# New teeth and mouth



## BelarusBulldog (Feb 19, 2011)

Lol, not really but I did get a new bucket with a serrated cutting edge for the Bobcat. When I changed over to the quick attach, the original bucket was now at the wrong angle. I bought a QA plate with a kickout to correct this but in doing so, I lost some of my breakout force with the curl. Went back to my dealer and had him order a custom made bucket from Horst welding. I say custom because they had to take a bucket designed for a skid steer and cut it down to the size I wanted plus add a serrated cutting edge instead of a tooth bar. Now my Bobcat digs even better then before. and hard ground is only a joke. Couple of pictures, enjoy! Bye


----------



## Hoodoo Valley (Nov 14, 2006)

You got me! I thought "Okay, what did we do now":lmao: Dang.... That looks pissed off! Still got the removable edge too, nicely done!


----------



## pogobill (Jan 31, 2012)

Nice BB, looks like you could do some serious root ripping and digging with that baby!!


----------



## Thomas (Nov 1, 2006)

Good to see your still making dust BB. 
You just made your project list that much easier,but than again you may have added more projects to the list. 

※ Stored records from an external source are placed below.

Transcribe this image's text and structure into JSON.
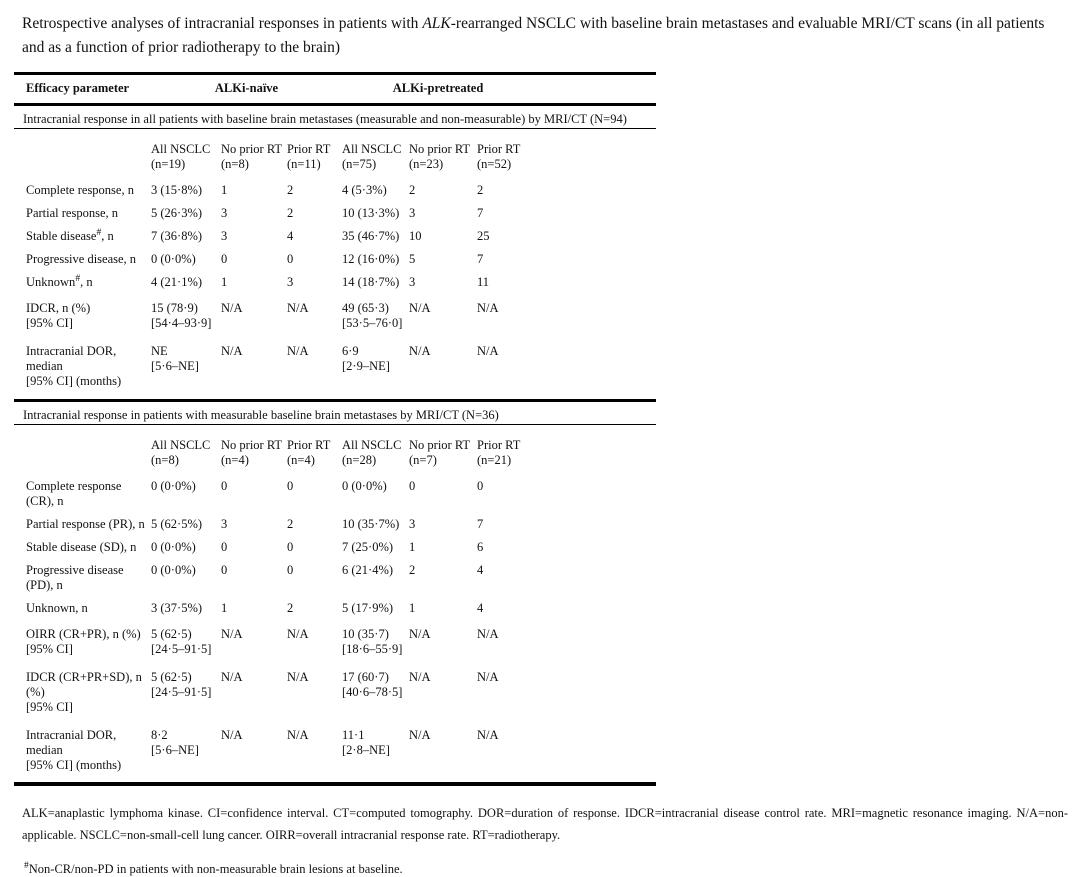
{
  "title": {
    "pre": "Retrospective analyses of intracranial responses in patients with ",
    "italic": "ALK",
    "post": "-rearranged NSCLC with baseline brain metastases and evaluable MRI/CT scans (in all patients and as a function of prior radiotherapy to the brain)"
  },
  "table": {
    "header": {
      "efficacy": "Efficacy parameter",
      "group1": "ALKi-naïve",
      "group2": "ALKi-pretreated"
    },
    "sections": [
      {
        "heading": "Intracranial response in all patients with baseline brain metastases (measurable and non-measurable) by MRI/CT (N=94)",
        "columns": [
          "All NSCLC\n(n=19)",
          "No prior RT\n(n=8)",
          "Prior RT\n(n=11)",
          "All NSCLC\n(n=75)",
          "No prior RT\n(n=23)",
          "Prior RT\n(n=52)"
        ],
        "rows": [
          {
            "label": "Complete response, n",
            "cells": [
              "3 (15·8%)",
              "1",
              "2",
              "4 (5·3%)",
              "2",
              "2"
            ]
          },
          {
            "label": "Partial response, n",
            "cells": [
              "5 (26·3%)",
              "3",
              "2",
              "10 (13·3%)",
              "3",
              "7"
            ]
          },
          {
            "label": "Stable disease",
            "sup": "#",
            "label_end": ", n",
            "cells": [
              "7 (36·8%)",
              "3",
              "4",
              "35 (46·7%)",
              "10",
              "25"
            ]
          },
          {
            "label": "Progressive disease, n",
            "cells": [
              "0 (0·0%)",
              "0",
              "0",
              "12 (16·0%)",
              "5",
              "7"
            ]
          },
          {
            "label": "Unknown",
            "sup": "#",
            "label_end": ", n",
            "cells": [
              "4 (21·1%)",
              "1",
              "3",
              "14 (18·7%)",
              "3",
              "11"
            ]
          },
          {
            "label": "IDCR, n (%)\n[95% CI]",
            "multi": true,
            "cells": [
              "15 (78·9)\n[54·4–93·9]",
              "N/A",
              "N/A",
              "49 (65·3)\n[53·5–76·0]",
              "N/A",
              "N/A"
            ]
          },
          {
            "label": "Intracranial DOR, median\n[95% CI] (months)",
            "multi": true,
            "cells": [
              "NE\n[5·6–NE]",
              "N/A",
              "N/A",
              "6·9\n[2·9–NE]",
              "N/A",
              "N/A"
            ]
          }
        ]
      },
      {
        "heading": "Intracranial response in patients with measurable baseline brain metastases by MRI/CT (N=36)",
        "columns": [
          "All NSCLC\n(n=8)",
          "No prior RT\n(n=4)",
          "Prior RT\n(n=4)",
          "All NSCLC\n(n=28)",
          "No prior RT\n(n=7)",
          "Prior RT\n(n=21)"
        ],
        "rows": [
          {
            "label": "Complete response (CR), n",
            "cells": [
              "0 (0·0%)",
              "0",
              "0",
              "0 (0·0%)",
              "0",
              "0"
            ]
          },
          {
            "label": "Partial response (PR), n",
            "cells": [
              "5 (62·5%)",
              "3",
              "2",
              "10 (35·7%)",
              "3",
              "7"
            ]
          },
          {
            "label": "Stable disease (SD), n",
            "cells": [
              "0 (0·0%)",
              "0",
              "0",
              "7 (25·0%)",
              "1",
              "6"
            ]
          },
          {
            "label": "Progressive disease (PD), n",
            "cells": [
              "0 (0·0%)",
              "0",
              "0",
              "6 (21·4%)",
              "2",
              "4"
            ]
          },
          {
            "label": "Unknown, n",
            "cells": [
              "3 (37·5%)",
              "1",
              "2",
              "5 (17·9%)",
              "1",
              "4"
            ]
          },
          {
            "label": "OIRR (CR+PR), n (%)\n[95% CI]",
            "multi": true,
            "cells": [
              "5 (62·5)\n[24·5–91·5]",
              "N/A",
              "N/A",
              "10 (35·7)\n[18·6–55·9]",
              "N/A",
              "N/A"
            ]
          },
          {
            "label": "IDCR (CR+PR+SD), n (%)\n[95% CI]",
            "multi": true,
            "cells": [
              "5 (62·5)\n[24·5–91·5]",
              "N/A",
              "N/A",
              "17 (60·7)\n[40·6–78·5]",
              "N/A",
              "N/A"
            ]
          },
          {
            "label": "Intracranial DOR, median\n[95% CI] (months)",
            "multi": true,
            "cells": [
              "8·2\n[5·6–NE]",
              "N/A",
              "N/A",
              "11·1\n[2·8–NE]",
              "N/A",
              "N/A"
            ]
          }
        ]
      }
    ]
  },
  "footer": {
    "abbreviations": "ALK=anaplastic lymphoma kinase. CI=confidence interval. CT=computed tomography. DOR=duration of response. IDCR=intracranial disease control rate. MRI=magnetic resonance imaging. N/A=non-applicable. NSCLC=non-small-cell lung cancer. OIRR=overall intracranial response rate. RT=radiotherapy.",
    "footnote_symbol": "#",
    "footnote": "Non-CR/non-PD in patients with non-measurable brain lesions at baseline."
  }
}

I can't recall  when did your bride get backhoe attachment for her tractor.


----------



## BelarusBulldog (Feb 19, 2011)

Thanks Tractor beam, I'm glad too it had nothing to do with my face. lol Pogobill, you wouldn't believe the difference in it's digging power, well worth the money. Thomas my friend, how have you been? I have had a couple of projects on the back burner but now is time to get back at them. Here is the link to when I ( she ) got the BHoe. http://www.tractorforum.com/f324/new-backhoe-23789/


----------



## jhngardner367 (Apr 5, 2011)

Looking good,BB !
Make sure to post some pics of it,in action !


----------